2 minute read Ontology

Understanding the nature of reality, its attributes, and how to think about things external to it.

Introduction

Categories are a useful tool for understanding the nature of reality. They allow us to see how things are related to each other, and what attributes they’re comprised of.

The Issues That Occur Without Understanding Categories

When discussinng topics such as the existence of a creator, sometimes people make the mistake of assuming that the creator must follow the same laws as reality. An example of this is assuming that if our reality is created, then it must follow that the creator is also created, and there is an infinite chain of creators. This fails because we are applying our reality’s logic to a creator above our reality.

What We Can Determine About a Potential Creator Using Categories

First, let’s define the relation between reality and its creator.

Relation between reality and its creator

We can see that within the category of reality, we have defined attributes that make up our existence. These aren’t all of the attributes of our reality, but they are just an example of what is contained within reality.

Within the category of creator, we have a question mark, representing the unknown attributes of the creator. We also have a relation defined between creator and reality, showcasing that a creator creates reality.

With this set up, we can now determine facts such as these about the creator:

  1. Whichever attributes the creator created in reality, the creator doesn’t necessarily have itself.
  2. The creator created us, and therefore we can say our existence is contingent on the creator.
  3. We can logically come to the conclusion that we were caused by the creator, but it isn’t necessarily so for all causal relationships. A reality created without the attribute of logic would not be able to even begin to think about the causation of its own existence.

Visualize Yourself as a Simulation Developer

To picture how these facts work, we can think of them within the context of a computer simulation, or a video game world.

Imagine that you are a simulation developer. In the simulation that you are building, you add the attribute of time. You also create a physics engine for things to move around, and have it so that motion always exists across time.

Within the simulation, anything that exists within it must follow its laws of physics and time. These simulation laws don’t have to reflect the your reality’s laws. They can be completely different (even though in this case they are built in the likeness of your reality’s laws).

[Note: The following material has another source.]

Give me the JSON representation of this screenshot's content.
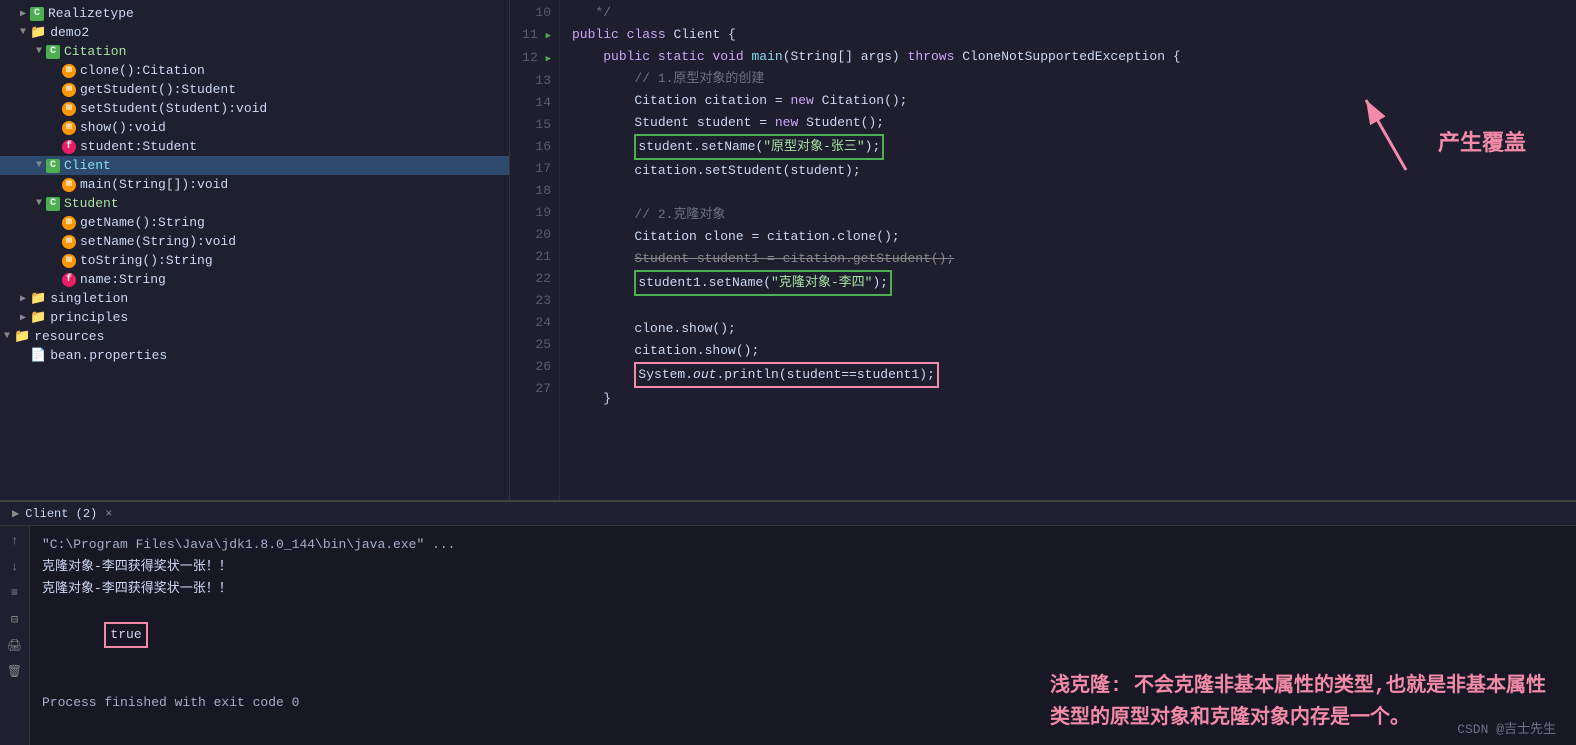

Moving forward, you then choose to add characters to the simulation. These characters have memory and can think and reason. The characters that exist within this simulation are able to use their reasoning capabilities to determine that they have laws such as only being able to move one tile. They have the concept of time. They are also able to understand that their laws are not enough to have made them exist, and that there must be something else that caused them to exist. They are not able to guess how you move within your own world, if movement is even possible in your world, or how/if it differs from their own laws. All they can determine is the relationship aspect that connects the creator to reality.

There are workarounds to this of course. You can always allow your characters to develop language, and then you can attempt to communicate with them. This communication of course wouldn’t be explainable using their own laws, so hey, who would even believe you!